Sara Dornsife On Community In A Frigid Economy

Sara Dornsife, community manager extraordinaire.

Sara Dornsife has been pivotal in several open source transformations and communities. In 2004 she helped Sun open up Solaris and then shepherded the fledgling OpenSolaris community. Her card read “marketing,” but she was a fixer tasked with keeping Sun’s open source communities whole, viable, and happy. Now independent, Sara uses her expertise in community development to drive successful marketing strategies. Sara is one of the founders of CloudCamp and an active BarCampAustin volunteer. I wondered about what all of these companies were asking her about. Do they really see the value of community in troubled economic times? To no surprise Sara was happy to share both her time and her experience with the rest of us.

(whurley) The economy couldn’t get much worse. Do companies see value in community development in these troubled times?

That’s a prudent question, as I’m currently looking for new opportunities myself. Everything I know about social media I learned from open source.

The concept of “community” has morphed, as with any buzz word. Five years ago when I started working in open source, the only “community manager” role I was aware of was in some way connected to an open source project, probably because of the crowds I was traveling in. Mostly they were the founders of the projects themselves and the person who monitored the forums, resolved issues, and most importantly, made final decisions. All communications were done openly and publicly to help the project grow and get adopted. It was not a very common job title, and one a person earned, not got. The title is going through its own transition right now. Five years ago I was given the job to market an open source community which morphed into a community management role. Today, the same title means anything from content provider to data analysis.

This type of communication with the customer is why I got into open source in the first place. There was no mistaking the fact that the open source advocates and contributors that I met and worked with felt that marketing was (mostly) a waste of time and money. You’d think as a marketer that I would have backed away from that, but I saw the brilliance in what they were doing. They were miles ahead of the word-of-mouth marketing phenomena we have today. Open source developers were implementing social media before the term existed, disseminating information through public blogs, searchable e-mail forums, and online discussion groups. My role in marketing became figuring out how to scale what they were doing, encourage it, amplify it when necessary, get myself and the company out of their way when needed, and to advocate on their behalf.

Community managers now are hired or even contracted with and are associated with brands more than they are with code. The community manager is employed by a company to be in charge of content and to be a liaison with the company, bringing external issues inside the company, providing a kind of proactive customer service. This role today is more commonly associated with social media than with community management, but in a lot of cases the terms are used interchangeably.

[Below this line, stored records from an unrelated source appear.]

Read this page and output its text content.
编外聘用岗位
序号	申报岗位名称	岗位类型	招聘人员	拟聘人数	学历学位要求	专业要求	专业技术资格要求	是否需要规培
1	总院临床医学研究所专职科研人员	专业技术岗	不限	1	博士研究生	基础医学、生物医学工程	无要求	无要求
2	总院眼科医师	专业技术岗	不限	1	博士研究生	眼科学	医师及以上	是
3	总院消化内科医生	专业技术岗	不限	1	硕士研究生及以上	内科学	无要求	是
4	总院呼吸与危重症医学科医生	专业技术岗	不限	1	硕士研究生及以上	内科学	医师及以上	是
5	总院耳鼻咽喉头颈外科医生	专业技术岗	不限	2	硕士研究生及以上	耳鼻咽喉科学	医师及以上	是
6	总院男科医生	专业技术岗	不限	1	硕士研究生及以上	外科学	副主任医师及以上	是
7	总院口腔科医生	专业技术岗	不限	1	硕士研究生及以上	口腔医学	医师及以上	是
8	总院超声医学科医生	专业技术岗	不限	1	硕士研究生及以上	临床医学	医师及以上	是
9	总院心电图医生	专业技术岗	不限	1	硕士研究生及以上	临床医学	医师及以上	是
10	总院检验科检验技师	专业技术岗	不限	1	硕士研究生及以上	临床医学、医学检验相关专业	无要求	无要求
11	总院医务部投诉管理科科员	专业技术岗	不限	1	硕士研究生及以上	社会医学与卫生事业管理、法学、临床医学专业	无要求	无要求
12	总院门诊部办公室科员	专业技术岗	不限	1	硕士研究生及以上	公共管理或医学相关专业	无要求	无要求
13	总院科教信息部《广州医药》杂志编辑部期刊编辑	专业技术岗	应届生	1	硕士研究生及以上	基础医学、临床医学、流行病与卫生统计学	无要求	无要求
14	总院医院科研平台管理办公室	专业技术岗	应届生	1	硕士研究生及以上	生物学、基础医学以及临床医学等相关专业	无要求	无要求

Companies recognize and respect the communities that have formed around their products and brands. They have learned, in some cases the hard way, that neglected communities can turn. They are taking special care to make sure that their valuable communities are well taken care of, and because of that community managers are in high demand.

(Sara) Congratulations on your new cloud computing column with InfoWorld. I have to say I was a little surprised given your position on the matter. So, what’s the connection between your open source past and the industry’s cloud computing future?

Thanks! I’m having a lot of fun with the InfoWorld crew. People were little surprised when I took the gig, but I’ve lived through several iterations of the cloud computing concept, including the application service provider, software as a service, grid, utility, and on-demand variations that have splashed around in our industry pond for the last 15 years. In my first InfoWorld column, I highlighted the dubious evolutionary path that produced the cloud computing “revolution,” and one commenter added, “2009: cloud computing; 1970: time-sharing.”

That’s an exaggeration, but not much of one. There haven’t been any magical tech innovations that make cloud computing any different from the previous variations on this theme. That’s why I think open source has a critical role in cloud computing’s future. It’s all about the LAMP stack, baby. A data center is at the heart of every cloud, and Linux and Apache are at the heart of every data center. I keep my systems theorist hat clean and ready for just such occasions.

The majority of my career has been spent mapping, modeling, and managing large-scale systems. Open source, open innovation, and community are the basis of everything I build, but that doesn’t preclude me from participating in cloud-related projects. To me, they’re simply data centers that end users rarely see. Mix two parts open source, one part data centers, and one part their relation to the the cloud, and I’d say this seemingly random topic is the most normal thing I’ve added to my resume in the last five years. It fits nicely between winning an Apple design award and becoming an IBM master inventor, don’t you think?

Seriously, writing and speaking about cloud computing is a blast. To me there’s a clear and obvious line between open source, which is very much my present and future, and the future of cloud computing.